June 1, 2006 Posted by | Uncategorized | , , , | Leave a comment

Mao, more than ever

maoposter.jpgMy friend Adam alerted me to this awesome film criticism site for people with a really ironic and ghoulish sense of humor. So naturally, I can’t take my eyes off the Maoist International Movement film site, and I have had hours of time-wasting fun.

I actually think we should keep a few Commies around, and put them in a theme park for display. This Maoist site, at which the critics are identified at most by code names, like MC-17 and PG-13, is a good step in that direction. It makes David Walsh of the World Socialist Web Site look sane. These Maoists are definitely worth a bookmark if you want the Chairman’s Revolutionary Nonrevisionist perspective on:

PATCH ADAMS: the plot points “agree [some] with the proletarian perspective of medicine. The bourgeoisie puts great emphasis on technical training and puts this above common sense and contact with the masses.”

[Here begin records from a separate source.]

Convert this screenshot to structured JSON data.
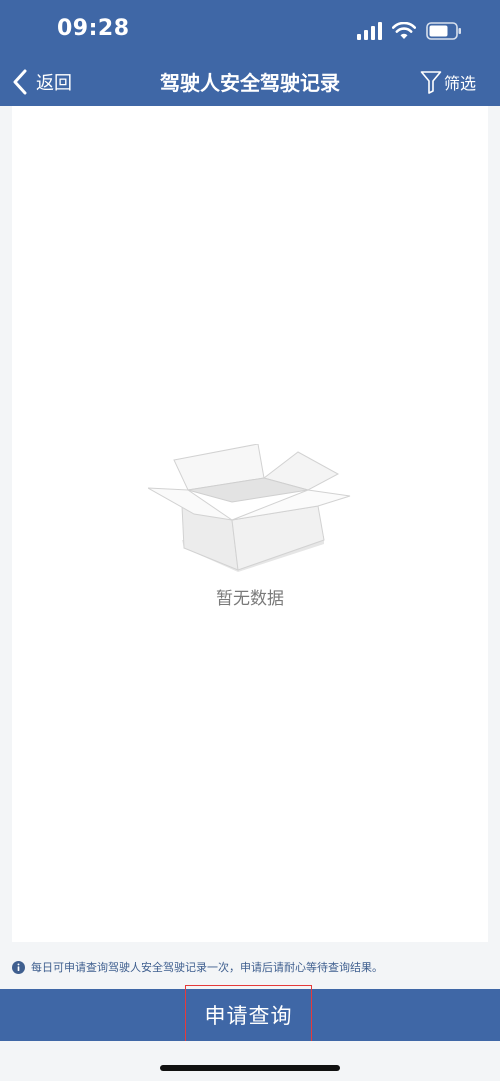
{
  "status_bar": {
    "time": "09:28"
  },
  "nav": {
    "back_label": "返回",
    "title": "驾驶人安全驾驶记录",
    "filter_label": "筛选"
  },
  "content": {
    "empty_text": "暂无数据"
  },
  "notice": {
    "text": "每日可申请查询驾驶人安全驾驶记录一次，申请后请耐心等待查询结果。"
  },
  "apply": {
    "label": "申请查询"
  },
  "colors": {
    "primary": "#3f67a6",
    "notice_text": "#3f5f8f",
    "highlight_border": "#e53a3a"
  }
}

HARRY POTTER AND THE CHAMBER OF SECRETS: I think they liked this one, because they acknowledge that it “deserves not to be banned under the dictatorship of the proletariat.” (I repeat: I AM NOT MAKING THIS UP.) Apparently, it shows the wizard school in a “crisis” situation where learning has to take place outside the context of the status quo system. Which Mao saw. And saw that it was Good.

TANK GIRL: On the down side, she “smokes, which is not MIM’s idea of good in a role model. Tank Girl does not have the advantage of Marxist science.” And “as an individualist Tank Girl’s class awareness appears limited and reactive.” But it gets better and is “overall objectively progressive. It is progressive because it is the story of wimmin and brown skinned persyns (“kangaroos”) fighting against monopoly capitalists.” It is all in all, “about the best culture were going to see under imperialism.” Maybe that means would prevent it from being banned under a dictatorship of the proletariat.

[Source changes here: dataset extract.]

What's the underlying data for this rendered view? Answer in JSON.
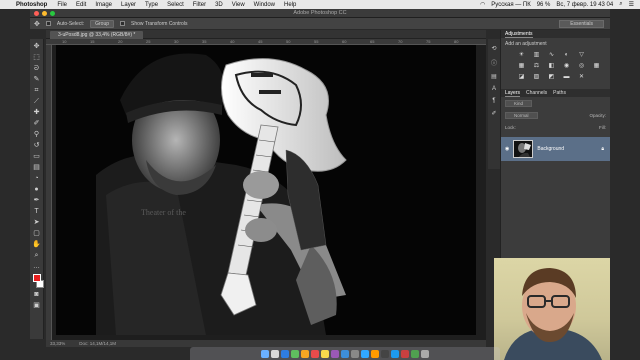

charliesdiaz.jpgCHARLIE’S ANGELS 2 and LARA CROFT, TOMB RAIDER 2: They “perpetuate gender oppression and inequality” by “pornographic portrayals of wimmin.” But not, not NOT from “some Christian purism or moral code.” No, no, no. But CHARLIE’S ANGELS 2 does have one redeeming facet. “In the end the evil Angel wasn’t put in therapy: they killed her, so at least Charlie’s Angels got that right.” Some Christian purism might be a good idea.

CROUCHING TIGER, HIDDEN DRAGON: Close, but no cigar … um … uh … close but no communal proletarian rice bowl. It has empowered wimmin, but “aesthetics cannot be separated from political content.” Durn it. And since, the film “fails to deliver any good reason for the wimmin — or the men — to use their [athletic] skill,” I guess it’s onto the Little Red Bonfire.

Some of the reviews were almost coy, though. I was actually surprised it took the Undercover Revolutionary Reviewer as long as it did, the second-last sentence of a 1,000-word review, to get to the (obvious) point that BLACK HAWK DOWN‘s “perspective is reactionary.”

My favorite quote is probably this one, about THE FARM. “Angola was transformed from an old-style slave plantation into a modern day slave plantation (prison) after the Civil War.” I’d never before realized that “police are key weapons in Amerika’s imperialist war against its internal Black, Latino and Indigenous colonies” in the “Amerikkkan Lockdown.” At the end of the same review, it laments the number of people who came to a screening but didn’t sign up to overthrow the state, because they were too racist to associate with the African Diaspora figures being oppressed in Amerikkka.

hammersickle.jpgYou can’t make this stuff up. You wouldn’t think it would be possible to attack Noam Chomsky from the left, but these people manage. Did you know that in POWER AND TERROR: NOAM CHOMSKY IN OUR TIMES, Chomsky is a “cop out” on capitalism and “misleads his audience about the reality of historical activism” because he doesn’t tell people to fight for communism — “an alternative … that has been tested historically and proven superior to capitalism”? I did not know that. Or that even Jean-Luc Godard committed historical errors. His TOUT VA BIEN (starring Hanoi Jane Fonda) “was too much in the direction of economic demands by imperialist country workers — this despite the fact that Godard separated from social-democracy and revisionism while showing how the imperialists exploit the Third World for the benefit of themselves and their lackeys.”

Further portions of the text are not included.